Canadian curler (born 1980)

Nolan Thiessen (born November 6, 1980, in Pilot Mound, Manitoba) is a Canadian retired curler and sports executive. He is currently the CEO of Curling Canada.

==Career==
Thiessen, in his debut at Canadian Juniors, lost the final of the 2001 Canadian Junior Curling Championships playing lead for Mike McEwen. Thiessen was a member of the 2003 Winter Universiade championship team. He represented Brandon University, playing lead for Mike McEwen. After university, he played lead for Sean Grassie before moving to play in Alberta as Mark Johnson's lead in 2004. In 2006, he moved to play for Kevin Koe. Thiessen won the 2008 Canada Cup of Curling with the team, and qualified for his first Brier in 2010 as Team Alberta. The team won the Brier after beating Ontario's Glenn Howard 6-5 in the final. They went on to win at that year's world championship, securing the gold medal in a win over Norway, skipped by Torger Nergård. After Pat Simmons signed on with the team, they went to their second Brier in 2012, but lost to Ontario, skipped by Glenn Howard, in the final. At the 2014 Brier the rink repeated as Canadian champions, defeating John Morris's B.C. rink 10-5 in the final. The team went on to finish in fourth place at the 2014 World Men's Curling Championship. After the season, Koe left the team and was replaced by John Morris. The team represented Team Canada at the 2015 Tim Hortons Brier as defending champions. They won the 2015 Brier and went on to win a bronze medal at the 2015 Ford World Men's Curling Championship. The team represented Team Canada at the 2016 Tim Hortons Brier for the final time, finishing in fifth place. They went their separate ways after the season, and Thiessen retired from competitive curling.

Thiessen was formally hired by Curling Canada in 2018, eventually becoming the Executive Director of Marketing and Fan Experience. He was appointed CEO of Curling Canada in January 2024.

==Personal life==
Thiessen enjoyed playing baseball growing up.
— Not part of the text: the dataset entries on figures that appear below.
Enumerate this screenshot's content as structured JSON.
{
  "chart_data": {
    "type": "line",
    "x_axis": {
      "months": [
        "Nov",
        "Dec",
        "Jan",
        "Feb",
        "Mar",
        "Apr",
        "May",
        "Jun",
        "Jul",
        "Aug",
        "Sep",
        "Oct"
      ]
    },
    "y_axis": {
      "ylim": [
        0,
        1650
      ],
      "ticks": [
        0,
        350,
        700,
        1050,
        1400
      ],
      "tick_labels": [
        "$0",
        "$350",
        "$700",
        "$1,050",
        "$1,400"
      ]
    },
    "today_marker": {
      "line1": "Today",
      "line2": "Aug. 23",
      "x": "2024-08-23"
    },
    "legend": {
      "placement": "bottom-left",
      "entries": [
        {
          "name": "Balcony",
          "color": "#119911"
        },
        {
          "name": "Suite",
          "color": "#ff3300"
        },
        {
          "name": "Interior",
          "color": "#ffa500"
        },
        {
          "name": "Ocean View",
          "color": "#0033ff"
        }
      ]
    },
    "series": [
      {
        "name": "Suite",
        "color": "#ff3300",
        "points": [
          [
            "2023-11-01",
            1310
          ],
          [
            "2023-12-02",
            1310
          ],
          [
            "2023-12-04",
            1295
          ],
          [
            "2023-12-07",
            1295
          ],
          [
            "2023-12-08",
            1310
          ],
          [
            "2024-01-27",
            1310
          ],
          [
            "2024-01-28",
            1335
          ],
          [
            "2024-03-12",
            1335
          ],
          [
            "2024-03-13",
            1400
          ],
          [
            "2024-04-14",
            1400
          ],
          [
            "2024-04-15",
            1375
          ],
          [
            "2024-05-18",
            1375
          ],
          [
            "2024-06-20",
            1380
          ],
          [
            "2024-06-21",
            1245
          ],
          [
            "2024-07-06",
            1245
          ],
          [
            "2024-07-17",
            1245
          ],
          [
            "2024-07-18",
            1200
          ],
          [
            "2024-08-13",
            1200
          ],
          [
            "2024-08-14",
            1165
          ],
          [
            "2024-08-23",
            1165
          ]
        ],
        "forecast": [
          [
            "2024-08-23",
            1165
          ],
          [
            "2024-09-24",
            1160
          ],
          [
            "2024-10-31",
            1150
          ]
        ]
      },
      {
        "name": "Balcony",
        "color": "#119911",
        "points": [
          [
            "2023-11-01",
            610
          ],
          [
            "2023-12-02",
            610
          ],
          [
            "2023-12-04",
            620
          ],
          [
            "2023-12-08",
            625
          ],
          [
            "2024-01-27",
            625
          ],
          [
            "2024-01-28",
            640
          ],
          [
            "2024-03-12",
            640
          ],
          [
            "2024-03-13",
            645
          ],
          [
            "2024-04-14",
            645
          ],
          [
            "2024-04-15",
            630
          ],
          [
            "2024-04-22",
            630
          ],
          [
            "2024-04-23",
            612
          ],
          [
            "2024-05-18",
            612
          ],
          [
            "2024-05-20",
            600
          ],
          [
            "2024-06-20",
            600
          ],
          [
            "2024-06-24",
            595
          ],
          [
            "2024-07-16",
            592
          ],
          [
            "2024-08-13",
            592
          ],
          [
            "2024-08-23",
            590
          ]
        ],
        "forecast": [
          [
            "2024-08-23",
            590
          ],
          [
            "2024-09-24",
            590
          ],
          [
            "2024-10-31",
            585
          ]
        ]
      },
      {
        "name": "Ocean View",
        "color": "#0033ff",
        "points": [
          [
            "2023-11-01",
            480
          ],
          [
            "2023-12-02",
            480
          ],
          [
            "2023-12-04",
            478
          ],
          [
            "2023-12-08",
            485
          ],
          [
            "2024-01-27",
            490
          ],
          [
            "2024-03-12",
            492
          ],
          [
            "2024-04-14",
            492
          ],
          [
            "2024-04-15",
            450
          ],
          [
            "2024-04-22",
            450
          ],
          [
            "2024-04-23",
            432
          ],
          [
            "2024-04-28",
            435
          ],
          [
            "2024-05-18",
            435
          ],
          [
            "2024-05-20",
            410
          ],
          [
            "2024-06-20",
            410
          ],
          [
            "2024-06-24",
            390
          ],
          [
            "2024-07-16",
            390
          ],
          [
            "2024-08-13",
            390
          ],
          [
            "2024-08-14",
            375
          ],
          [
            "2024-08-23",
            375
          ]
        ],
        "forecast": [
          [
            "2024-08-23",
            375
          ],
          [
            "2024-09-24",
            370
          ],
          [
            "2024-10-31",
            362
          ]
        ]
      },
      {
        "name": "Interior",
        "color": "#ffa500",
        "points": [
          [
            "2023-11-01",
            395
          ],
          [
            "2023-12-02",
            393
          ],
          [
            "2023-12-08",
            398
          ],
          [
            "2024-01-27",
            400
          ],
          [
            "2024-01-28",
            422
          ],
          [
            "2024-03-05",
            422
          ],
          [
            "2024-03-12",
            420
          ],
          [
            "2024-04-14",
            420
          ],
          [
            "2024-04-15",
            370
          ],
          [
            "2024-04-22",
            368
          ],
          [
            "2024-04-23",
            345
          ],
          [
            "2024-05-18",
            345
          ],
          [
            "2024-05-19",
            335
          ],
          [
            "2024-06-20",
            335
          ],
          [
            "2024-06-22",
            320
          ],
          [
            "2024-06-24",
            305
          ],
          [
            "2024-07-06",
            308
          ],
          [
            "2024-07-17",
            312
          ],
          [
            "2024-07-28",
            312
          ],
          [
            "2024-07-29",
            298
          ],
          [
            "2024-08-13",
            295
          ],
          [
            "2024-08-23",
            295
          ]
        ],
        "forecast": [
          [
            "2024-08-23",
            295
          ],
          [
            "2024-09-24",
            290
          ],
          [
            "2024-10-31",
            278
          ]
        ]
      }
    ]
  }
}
He played for the Claiborne Christian High School in Louisiana and played one year at Vernon College in Texas, which led to his participation in a regional tournament for the junior College World Series. He also played baseball at the 2001 Canada Summer Games for Team Manitoba.

After playing baseball in Texas, Thiessen returned to Manitoba and finished his education at the University of Manitoba, and worked as a self-employed chartered accountant. As of 2016, he is married to Christine Sinclair (not the soccer player) and has three children That year, he moved with his wife to McKinney, Texas, where she found work. They sold their home in Texas in 2018.